• La presidenta mexicana recordó que la relación con el exembajador de EE. UU. se pausó públicamente por injerencia; destaca que el diplomático descartó nexos de Rubén Rocha con el crimen organizado.

La presidenta de México, Claudia Sheinbaum, abordó públicamente la tensión diplomática heredada de la administración anterior respecto al exembajador de Estados Unidos en México, Ken Salazar, confirmando que la llamada “ley del hielo” o pausa en las relaciones fue una medida abierta y justificada tras la polémica captura de Ismael ‘El Mayo’ Zambada.

Al ser cuestionada en su conferencia de prensa matutina, la mandataria aclaró que los límites institucionales frente a la representación de Washington se establecieron de forma transparente ante lo que se consideró una intromisión en la soberanía nacional.

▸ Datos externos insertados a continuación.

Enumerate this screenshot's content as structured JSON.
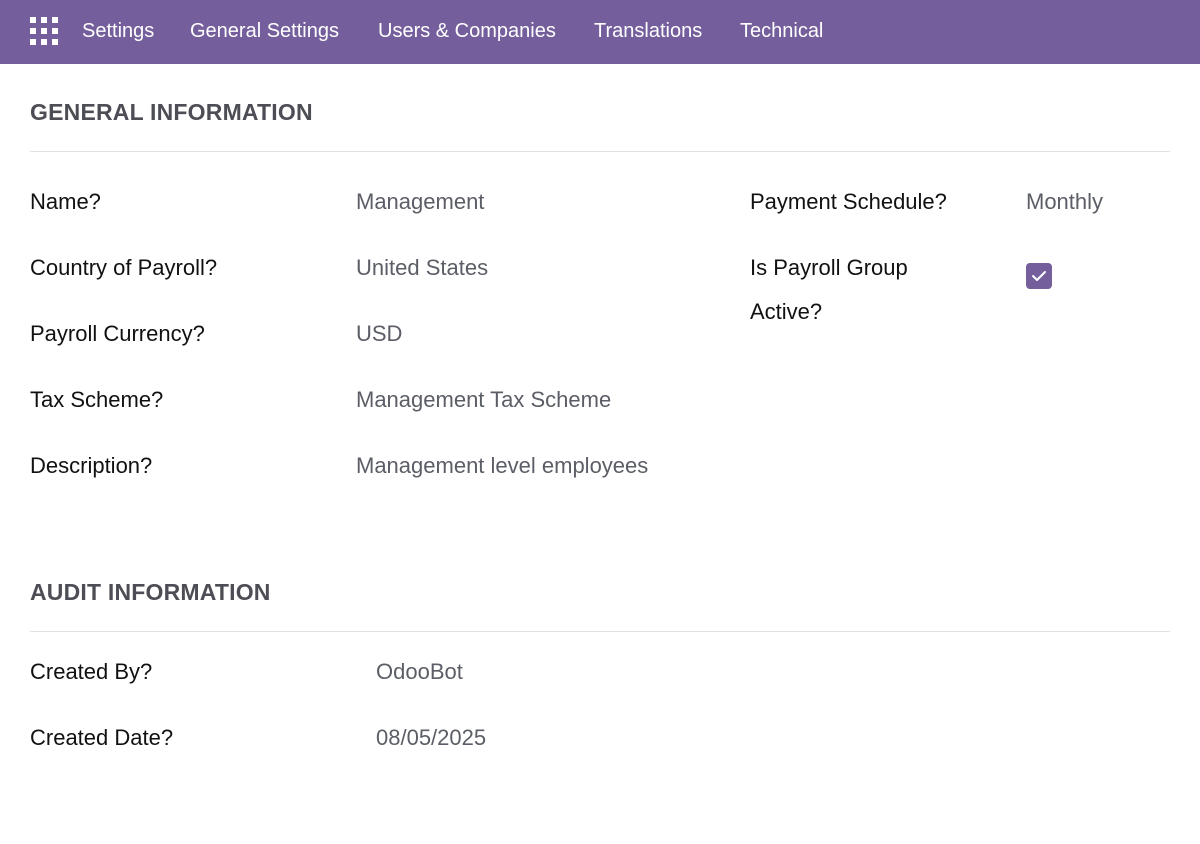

“Fue público que se puso en pausa la relación con el embajador por posible injerencia de Estados Unidos. No es si estamos o no conformes sino lo que él dice”, aseguró la jefa del Ejecutivo federal.

Ken Salazar descarta nexos de Rubén Rocha Moya con el narco

A pesar de los roces previos provocados por la operación unilateral del FBI en territorio mexicano, Sheinbaum calificó como “interesantes” las declaraciones más recientes ofrecidas por Ken Salazar en una entrevista. La presidenta destacó de manera particular que el propio exembajador estadounidense desestimara las versiones que vinculan al gobernador con licencia de Sinaloa con estructuras delictivas.

“Hay varias cuestiones interesantes en la entrevista, él dice que no tenía ningún indicio de que el gobernador de Sinaloa estuviera involucrado con el crimen”, subrayó la mandataria ante los medios de comunicación.

El tablero político: Sinaloa y la relación bilateral

Esta postura de la administración federal busca estabilizar el frente político en torno a Rubén Rocha Moya, quien se encuentra bajo una intensa auditoría mediática y ciudadana tras la caída de ‘El Mayo’ Zambada y el homicidio del político Héctor Melesio Cuén.

Al usar las declaraciones de Salazar como un argumento de validación externa, el Gobierno de la llamada Cuarta Transformación (4T) busca desactivar los señalamientos de la oposición y de analistas políticos que acusan presuntas redes de complicidad en el estado norteño, al tiempo que mantiene una postura de firmeza y exigencia de respeto mutuo en la agenda bilateral con la Casa Blanca.